What happens if the tumor returns

Approximately 25-30% of patients in Watch and Wait will have a local regrowth of the tumor, usually in the first 2 years. This is NOT a recurrence in the classic sense — it is a regrowth of the primary tumor.

The good news

  • Over 95% of regrowths are detected on time through monitoring
  • Salvage surgery (TME) has the same oncological outcomes as primary surgery
  • Patients operated after regrowth have the same survival as those operated initially
  • No chance is lost by trying Watch and Wait

Advantages of Watch and Wait

  • Avoiding surgery — with all its risks and consequences
  • Preserving bowel function — no LARS syndrome
  • No stoma (neither temporary nor permanent)
  • Preserving sexual and urinary function
  • Better quality of life — studies show significantly higher scores
  • Immediate recovery — no surgical convalescence

Risks and limitations

  • Anxiety of monitoring — frequent visits and waiting for results can cause stress
  • Risk of regrowth — 25-30% of patients will still need surgery
  • Limited very-long-term data — the strategy is relatively new (first series from 2004)
  • Requires an experienced center — not all hospitals offer this option

Frequently asked questions

Is it a safe strategy?

Yes. Data from over 2,000 patients in international studies show that 5-year survival is equivalent to that of operated patients. The OPRA trial (2023) confirmed the safety of this approach.
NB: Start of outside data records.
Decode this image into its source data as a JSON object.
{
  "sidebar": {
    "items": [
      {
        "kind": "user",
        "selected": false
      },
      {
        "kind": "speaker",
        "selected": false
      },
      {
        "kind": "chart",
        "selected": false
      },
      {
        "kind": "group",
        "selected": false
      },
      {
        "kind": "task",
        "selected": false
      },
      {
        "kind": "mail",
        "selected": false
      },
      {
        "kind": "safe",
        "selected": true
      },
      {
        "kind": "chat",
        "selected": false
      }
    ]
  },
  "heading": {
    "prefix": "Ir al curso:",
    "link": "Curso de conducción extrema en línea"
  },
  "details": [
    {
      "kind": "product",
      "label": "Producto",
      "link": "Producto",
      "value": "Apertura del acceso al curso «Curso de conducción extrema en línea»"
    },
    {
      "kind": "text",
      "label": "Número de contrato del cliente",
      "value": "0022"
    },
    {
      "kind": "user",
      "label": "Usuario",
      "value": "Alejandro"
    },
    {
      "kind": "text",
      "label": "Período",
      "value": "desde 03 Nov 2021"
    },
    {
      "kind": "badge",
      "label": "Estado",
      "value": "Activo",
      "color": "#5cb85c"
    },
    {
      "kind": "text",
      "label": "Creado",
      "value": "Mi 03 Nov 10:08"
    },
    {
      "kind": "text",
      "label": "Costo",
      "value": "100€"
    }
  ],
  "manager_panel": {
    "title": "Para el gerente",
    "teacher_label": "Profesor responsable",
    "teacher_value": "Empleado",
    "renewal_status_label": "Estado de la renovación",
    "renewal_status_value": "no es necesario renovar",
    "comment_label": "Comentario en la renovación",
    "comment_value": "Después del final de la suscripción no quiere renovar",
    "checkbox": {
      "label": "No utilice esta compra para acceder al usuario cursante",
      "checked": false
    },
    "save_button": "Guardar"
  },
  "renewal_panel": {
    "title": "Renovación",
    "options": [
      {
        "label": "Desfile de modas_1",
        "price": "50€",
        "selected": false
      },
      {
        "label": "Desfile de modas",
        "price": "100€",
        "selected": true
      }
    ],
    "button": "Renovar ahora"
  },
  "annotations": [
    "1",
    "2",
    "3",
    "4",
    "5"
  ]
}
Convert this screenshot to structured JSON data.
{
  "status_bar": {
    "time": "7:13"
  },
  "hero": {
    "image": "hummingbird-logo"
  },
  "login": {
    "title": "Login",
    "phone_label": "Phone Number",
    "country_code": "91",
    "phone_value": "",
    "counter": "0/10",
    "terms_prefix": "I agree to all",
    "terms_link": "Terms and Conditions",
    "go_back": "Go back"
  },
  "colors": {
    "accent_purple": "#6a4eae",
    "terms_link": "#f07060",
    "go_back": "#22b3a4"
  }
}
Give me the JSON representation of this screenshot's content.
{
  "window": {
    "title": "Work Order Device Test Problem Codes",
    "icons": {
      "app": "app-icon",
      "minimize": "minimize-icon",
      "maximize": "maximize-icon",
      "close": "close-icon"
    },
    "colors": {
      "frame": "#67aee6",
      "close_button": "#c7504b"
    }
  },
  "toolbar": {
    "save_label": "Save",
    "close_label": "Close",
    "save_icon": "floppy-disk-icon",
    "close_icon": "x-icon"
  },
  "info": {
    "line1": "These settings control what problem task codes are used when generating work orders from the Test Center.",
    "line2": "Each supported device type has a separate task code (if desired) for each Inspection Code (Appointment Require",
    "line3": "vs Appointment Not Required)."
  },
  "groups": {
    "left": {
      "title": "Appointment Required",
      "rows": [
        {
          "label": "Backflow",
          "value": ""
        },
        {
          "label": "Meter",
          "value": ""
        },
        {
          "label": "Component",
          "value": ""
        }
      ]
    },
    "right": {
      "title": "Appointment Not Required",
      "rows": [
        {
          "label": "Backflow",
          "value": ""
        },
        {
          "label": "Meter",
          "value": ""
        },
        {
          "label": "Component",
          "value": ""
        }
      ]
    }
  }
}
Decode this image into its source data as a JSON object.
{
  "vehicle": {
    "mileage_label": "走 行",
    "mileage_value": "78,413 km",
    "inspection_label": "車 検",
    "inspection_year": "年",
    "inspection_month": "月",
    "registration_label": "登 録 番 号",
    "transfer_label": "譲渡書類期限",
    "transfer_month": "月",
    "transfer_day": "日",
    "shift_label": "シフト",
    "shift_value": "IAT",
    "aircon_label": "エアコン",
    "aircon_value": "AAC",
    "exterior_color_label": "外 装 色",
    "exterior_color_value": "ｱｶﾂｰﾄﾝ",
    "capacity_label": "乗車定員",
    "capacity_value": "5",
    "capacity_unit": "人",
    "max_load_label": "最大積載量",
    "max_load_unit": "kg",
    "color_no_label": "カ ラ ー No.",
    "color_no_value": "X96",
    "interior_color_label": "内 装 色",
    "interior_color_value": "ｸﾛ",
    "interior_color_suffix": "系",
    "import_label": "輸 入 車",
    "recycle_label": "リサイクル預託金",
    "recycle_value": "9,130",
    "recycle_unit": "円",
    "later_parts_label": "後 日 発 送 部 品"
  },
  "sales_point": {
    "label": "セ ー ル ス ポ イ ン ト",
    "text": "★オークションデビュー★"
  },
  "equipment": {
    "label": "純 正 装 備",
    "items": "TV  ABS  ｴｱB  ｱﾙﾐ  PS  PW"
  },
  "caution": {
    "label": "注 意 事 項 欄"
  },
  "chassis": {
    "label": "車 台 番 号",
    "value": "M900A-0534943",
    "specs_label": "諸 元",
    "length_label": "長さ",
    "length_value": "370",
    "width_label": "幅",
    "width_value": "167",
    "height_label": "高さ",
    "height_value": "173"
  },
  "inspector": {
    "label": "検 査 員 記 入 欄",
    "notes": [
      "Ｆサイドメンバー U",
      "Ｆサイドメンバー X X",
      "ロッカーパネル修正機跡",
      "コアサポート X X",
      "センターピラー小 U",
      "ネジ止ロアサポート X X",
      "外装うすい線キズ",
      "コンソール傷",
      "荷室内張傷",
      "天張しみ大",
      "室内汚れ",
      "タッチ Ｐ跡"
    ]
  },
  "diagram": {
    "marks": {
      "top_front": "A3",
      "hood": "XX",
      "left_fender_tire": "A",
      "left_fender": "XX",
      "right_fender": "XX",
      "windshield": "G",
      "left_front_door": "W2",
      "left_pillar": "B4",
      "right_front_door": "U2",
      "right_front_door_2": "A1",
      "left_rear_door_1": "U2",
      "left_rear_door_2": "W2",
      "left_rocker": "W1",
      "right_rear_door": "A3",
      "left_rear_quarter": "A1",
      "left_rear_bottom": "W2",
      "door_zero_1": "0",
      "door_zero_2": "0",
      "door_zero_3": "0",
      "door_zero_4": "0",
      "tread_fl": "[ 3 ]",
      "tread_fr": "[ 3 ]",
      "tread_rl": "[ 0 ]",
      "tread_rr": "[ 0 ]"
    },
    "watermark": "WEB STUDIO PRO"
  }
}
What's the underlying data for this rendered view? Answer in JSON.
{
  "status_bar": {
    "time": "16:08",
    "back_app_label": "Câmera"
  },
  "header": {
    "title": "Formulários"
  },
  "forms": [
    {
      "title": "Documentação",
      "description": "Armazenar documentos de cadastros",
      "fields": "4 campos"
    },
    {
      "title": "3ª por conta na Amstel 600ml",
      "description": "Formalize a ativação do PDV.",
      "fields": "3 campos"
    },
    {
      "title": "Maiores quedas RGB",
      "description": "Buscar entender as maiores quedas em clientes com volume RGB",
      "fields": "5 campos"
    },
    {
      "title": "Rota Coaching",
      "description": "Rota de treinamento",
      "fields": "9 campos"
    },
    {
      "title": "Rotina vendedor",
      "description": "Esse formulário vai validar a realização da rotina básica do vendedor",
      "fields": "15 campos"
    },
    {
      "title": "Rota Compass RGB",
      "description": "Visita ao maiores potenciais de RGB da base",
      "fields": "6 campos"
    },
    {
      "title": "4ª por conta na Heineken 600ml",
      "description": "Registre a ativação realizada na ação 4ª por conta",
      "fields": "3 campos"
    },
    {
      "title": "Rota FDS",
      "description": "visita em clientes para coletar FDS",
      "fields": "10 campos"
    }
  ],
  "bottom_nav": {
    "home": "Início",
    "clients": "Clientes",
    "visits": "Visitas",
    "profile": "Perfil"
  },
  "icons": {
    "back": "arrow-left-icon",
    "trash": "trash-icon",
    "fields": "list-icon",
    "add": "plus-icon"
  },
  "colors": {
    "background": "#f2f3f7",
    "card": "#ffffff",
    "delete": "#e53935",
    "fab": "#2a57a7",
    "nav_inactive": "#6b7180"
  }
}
If the tumor comes back, have I lost precious time?

No. Intensive monitoring detects regrowth at very early stages. Salvage surgery is performed without delay and has the same outcomes as primary surgery.

Can Watch and Wait be done in stage III?

The strategy is being studied in more advanced stages, especially after total neoadjuvant therapy (TNT). Preliminary results are promising but require further validation.

How long does monitoring last?

For life, with decreasing intensity. In the first 2 years, visits are frequent (every 2-3 months), then become progressively rarer.

How to discuss with your doctor

If you have finished chemoradiotherapy and your doctor mentions a “good response” or “complete response”, ask:

  1. “Am I a candidate for the Watch and Wait strategy?”
  2. “How complete is my response to treatment?”
  3. “What does the restaging MRI show?”
  4. “Do you have experience with this strategy?”
  5. “What is the monitoring protocol you propose?”

This article is for informational purposes only and does not replace medical consultation. The decision to follow the Watch and Wait strategy should be made together with an experienced medical team.